Pour les triathlètes qui ont des intentions de remporter le championnat du monde Ironman, il ne suffit pas de faire parti du premier peloton de nageurs, il faut être au devant (parmi les 10 premiers), puisque si vous êtes 20e ou 30e dans le peloton en vélo vous ne pouvez pas réagir aux accélérations et aux attaques. Il ne suffit qu’une personne du peloton ralentisse alors que les premiers accélèrent et vous devez retrancher beaucoup de temps et dépenser de l’énergie inutilement. De plus, pour dépasser chaque personne du peloton pour vous positionner en tête vous devez effectuer un gros effort (pousser autour de 400 w pendant plusieurs secondes voire minutes) et c’est d’autant plus difficile si vous avez une dizaine de personne ou plus à dépasser.

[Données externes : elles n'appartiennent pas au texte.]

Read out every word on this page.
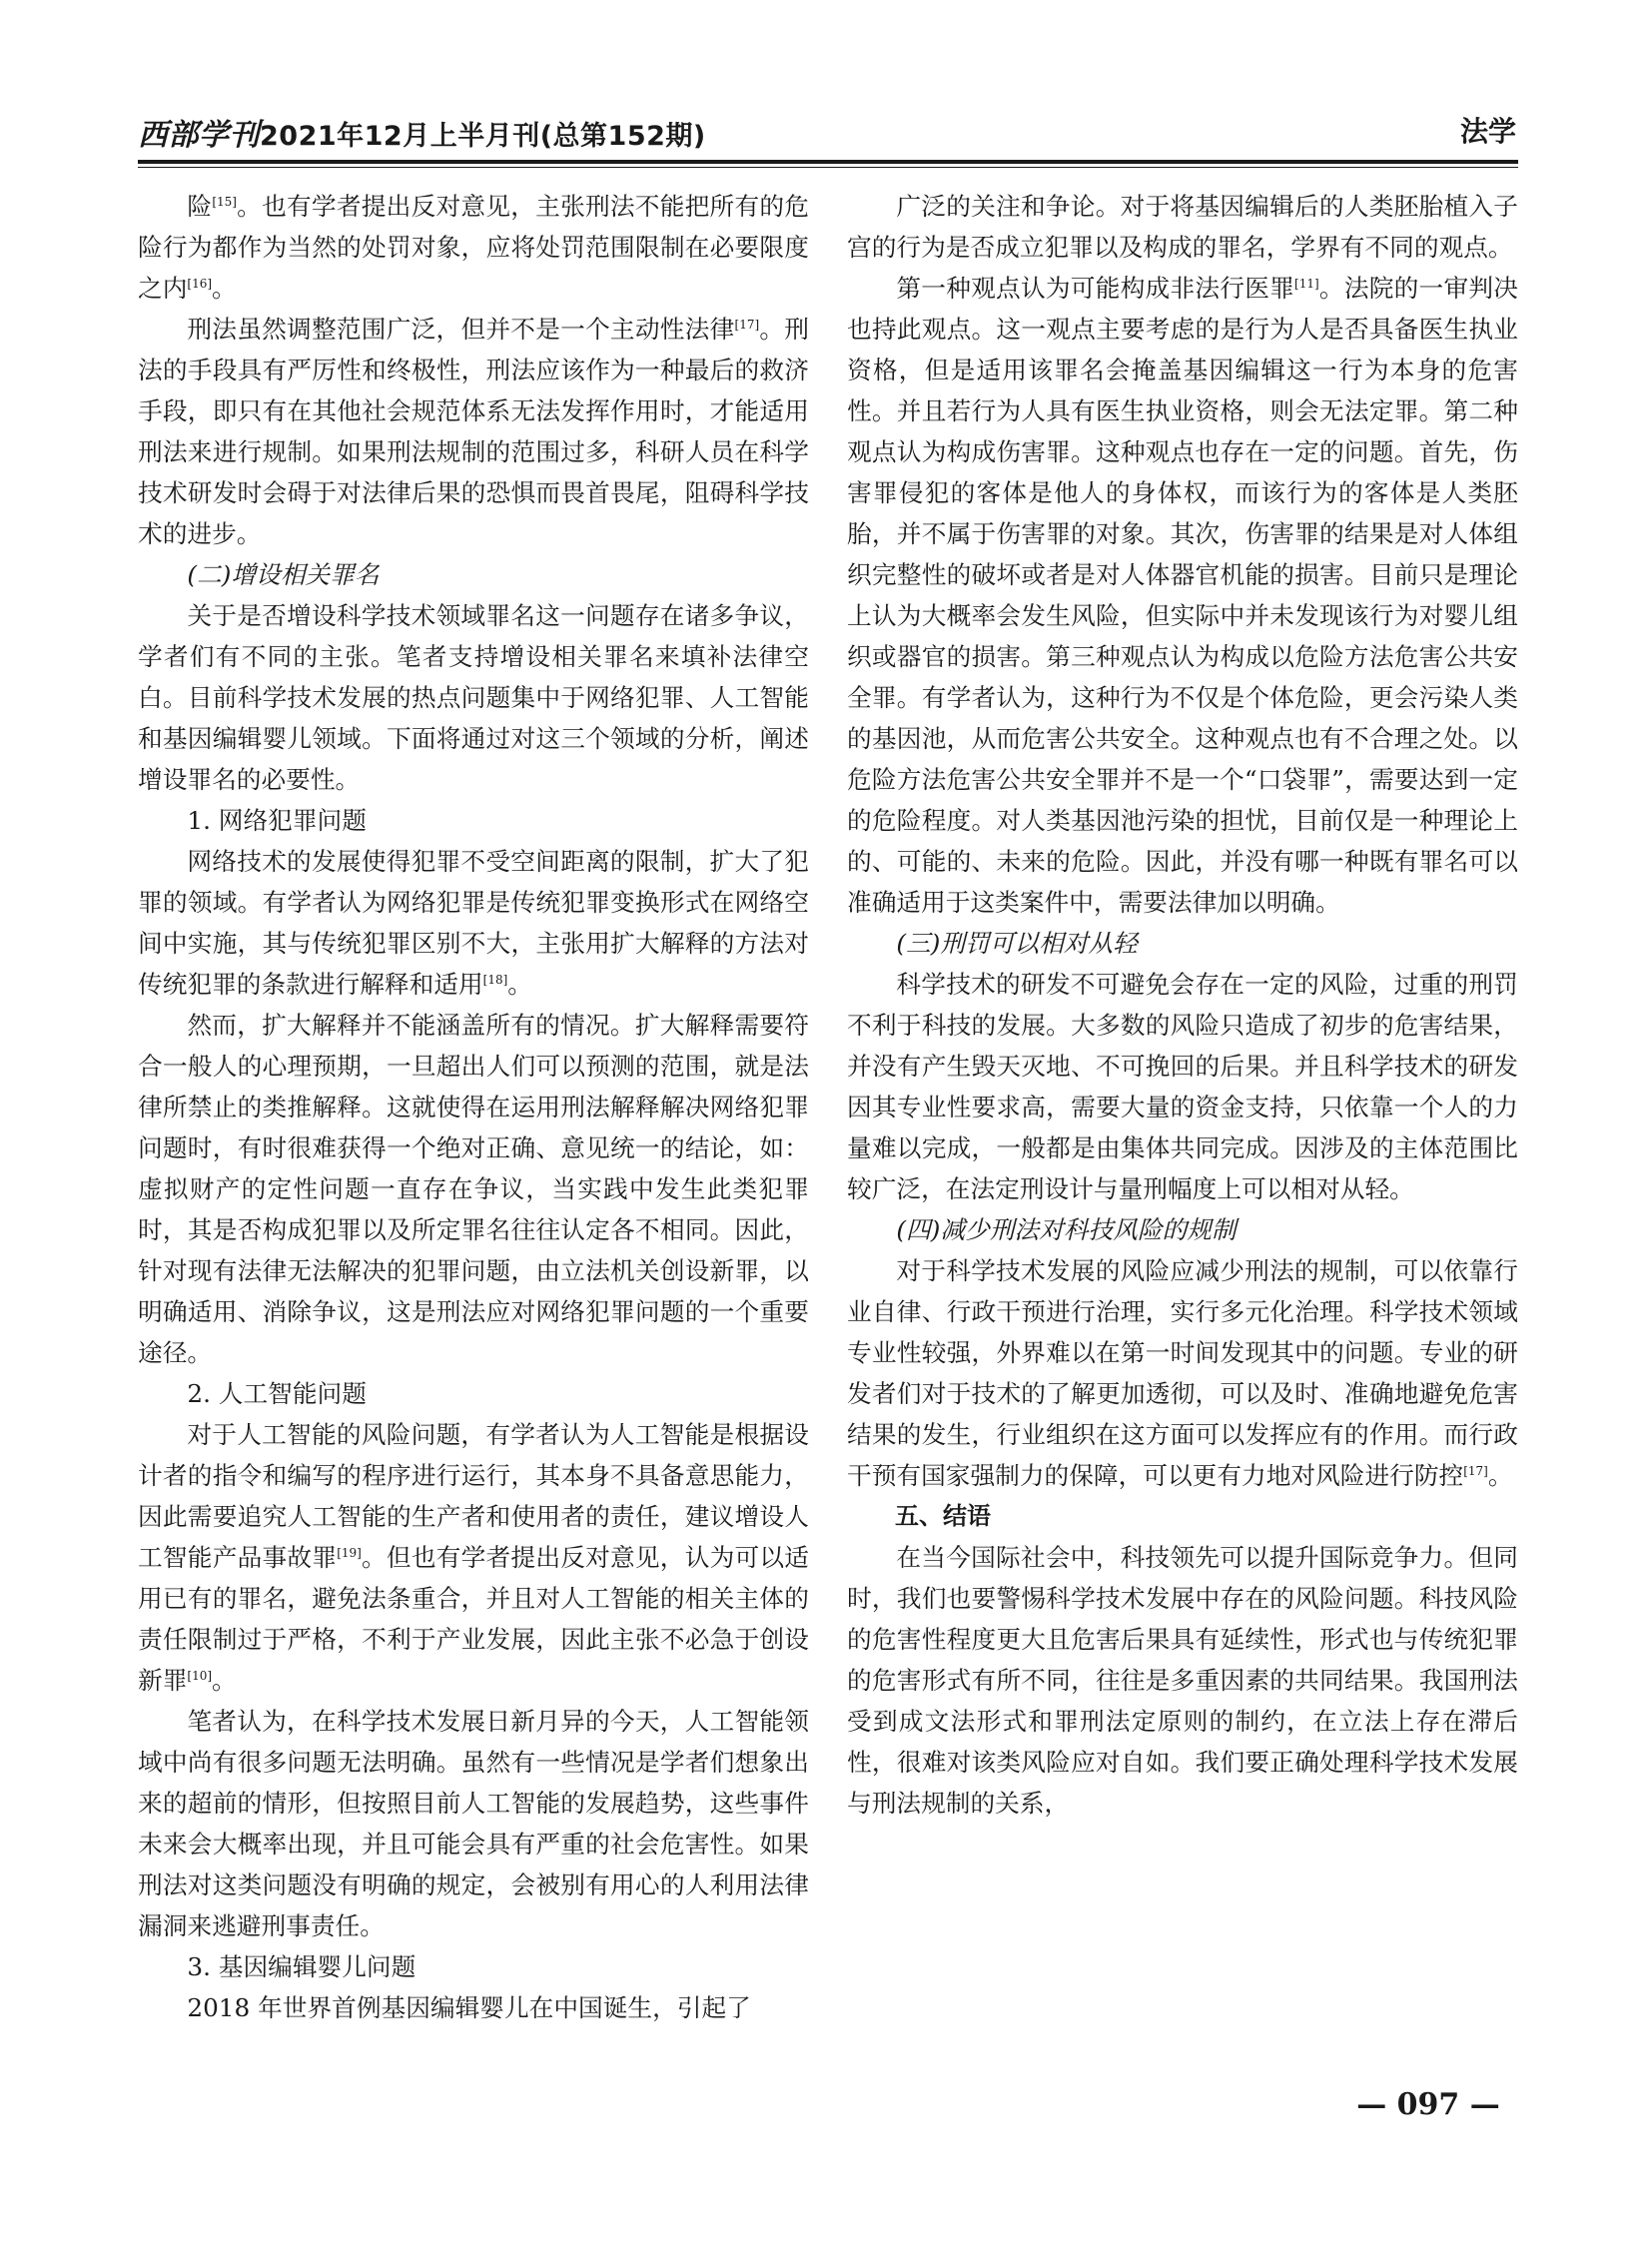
西部学刊2021年12月上半月刊(总第152期)	法学

险[15]。也有学者提出反对意见，主张刑法不能把所有的危险行为都作为当然的处罚对象，应将处罚范围限制在必要限度之内[16]。

刑法虽然调整范围广泛，但并不是一个主动性法律[17]。刑法的手段具有严厉性和终极性，刑法应该作为一种最后的救济手段，即只有在其他社会规范体系无法发挥作用时，才能适用刑法来进行规制。如果刑法规制的范围过多，科研人员在科学技术研发时会碍于对法律后果的恐惧而畏首畏尾，阻碍科学技术的进步。

(二)增设相关罪名

关于是否增设科学技术领域罪名这一问题存在诸多争议，学者们有不同的主张。笔者支持增设相关罪名来填补法律空白。目前科学技术发展的热点问题集中于网络犯罪、人工智能和基因编辑婴儿领域。下面将通过对这三个领域的分析，阐述增设罪名的必要性。

1. 网络犯罪问题

网络技术的发展使得犯罪不受空间距离的限制，扩大了犯罪的领域。有学者认为网络犯罪是传统犯罪变换形式在网络空间中实施，其与传统犯罪区别不大，主张用扩大解释的方法对传统犯罪的条款进行解释和适用[18]。

然而，扩大解释并不能涵盖所有的情况。扩大解释需要符合一般人的心理预期，一旦超出人们可以预测的范围，就是法律所禁止的类推解释。这就使得在运用刑法解释解决网络犯罪问题时，有时很难获得一个绝对正确、意见统一的结论，如：虚拟财产的定性问题一直存在争议，当实践中发生此类犯罪时，其是否构成犯罪以及所定罪名往往认定各不相同。因此，针对现有法律无法解决的犯罪问题，由立法机关创设新罪，以明确适用、消除争议，这是刑法应对网络犯罪问题的一个重要途径。

2. 人工智能问题

对于人工智能的风险问题，有学者认为人工智能是根据设计者的指令和编写的程序进行运行，其本身不具备意思能力，因此需要追究人工智能的生产者和使用者的责任，建议增设人工智能产品事故罪[19]。但也有学者提出反对意见，认为可以适用已有的罪名，避免法条重合，并且对人工智能的相关主体的责任限制过于严格，不利于产业发展，因此主张不必急于创设新罪[10]。

笔者认为，在科学技术发展日新月异的今天，人工智能领域中尚有很多问题无法明确。虽然有一些情况是学者们想象出来的超前的情形，但按照目前人工智能的发展趋势，这些事件未来会大概率出现，并且可能会具有严重的社会危害性。如果刑法对这类问题没有明确的规定，会被别有用心的人利用法律漏洞来逃避刑事责任。

3. 基因编辑婴儿问题

2018 年世界首例基因编辑婴儿在中国诞生，引起了

广泛的关注和争论。对于将基因编辑后的人类胚胎植入子宫的行为是否成立犯罪以及构成的罪名，学界有不同的观点。

第一种观点认为可能构成非法行医罪[11]。法院的一审判决也持此观点。这一观点主要考虑的是行为人是否具备医生执业资格，但是适用该罪名会掩盖基因编辑这一行为本身的危害性。并且若行为人具有医生执业资格，则会无法定罪。第二种观点认为构成伤害罪。这种观点也存在一定的问题。首先，伤害罪侵犯的客体是他人的身体权，而该行为的客体是人类胚胎，并不属于伤害罪的对象。其次，伤害罪的结果是对人体组织完整性的破坏或者是对人体器官机能的损害。目前只是理论上认为大概率会发生风险，但实际中并未发现该行为对婴儿组织或器官的损害。第三种观点认为构成以危险方法危害公共安全罪。有学者认为，这种行为不仅是个体危险，更会污染人类的基因池，从而危害公共安全。这种观点也有不合理之处。以危险方法危害公共安全罪并不是一个“口袋罪”，需要达到一定的危险程度。对人类基因池污染的担忧，目前仅是一种理论上的、可能的、未来的危险。因此，并没有哪一种既有罪名可以准确适用于这类案件中，需要法律加以明确。

(三)刑罚可以相对从轻

科学技术的研发不可避免会存在一定的风险，过重的刑罚不利于科技的发展。大多数的风险只造成了初步的危害结果，并没有产生毁天灭地、不可挽回的后果。并且科学技术的研发因其专业性要求高，需要大量的资金支持，只依靠一个人的力量难以完成，一般都是由集体共同完成。因涉及的主体范围比较广泛，在法定刑设计与量刑幅度上可以相对从轻。

(四)减少刑法对科技风险的规制

对于科学技术发展的风险应减少刑法的规制，可以依靠行业自律、行政干预进行治理，实行多元化治理。科学技术领域专业性较强，外界难以在第一时间发现其中的问题。专业的研发者们对于技术的了解更加透彻，可以及时、准确地避免危害结果的发生，行业组织在这方面可以发挥应有的作用。而行政干预有国家强制力的保障，可以更有力地对风险进行防控[17]。

五、结语

在当今国际社会中，科技领先可以提升国际竞争力。但同时，我们也要警惕科学技术发展中存在的风险问题。科技风险的危害性程度更大且危害后果具有延续性，形式也与传统犯罪的危害形式有所不同，往往是多重因素的共同结果。我国刑法受到成文法形式和罪刑法定原则的制约，在立法上存在滞后性，很难对该类风险应对自如。我们要正确处理科学技术发展与刑法规制的关系，

— 097 —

Romain Guillaume, triathlète Pro français, explique cela lors d’une entrevue avec TriMax en 2015 après sa 19e place : “Je laissais un bon espace entre les gars devant et moi et chaque fois il y avait quelqu’un devant qui passait et je me suis trouvé dans les derniers du groupe. Après sur le retour quand ça a accéléré, certains triathlètes craquaient donc je devais faire l’effort pour le doubler et boucher le trou et ça m’a usé.”

Picture from Gophrette – Instagram: @gophobservation

C’est pour cette raison que Lionel Sanders met beaucoup d’effort pour améliorer sa natation, puisqu’il veut faire parti de ce premier peloton à Kona. Il explique sur Instagram (traduit de l’anglais) : “Bien que l’on soit au milieu de la saison de course, je m’efforce à améliorer ma natation. Donc 50-60% de mon temps est mis dans l’eau pour améliorer ma technique et ma mécanique.”

Il va donc être très intéressant de voir qui vont faire parti de ce fameux premier peloton lors du championnat du monde Ironman, autant chez les hommes que chez les femmes.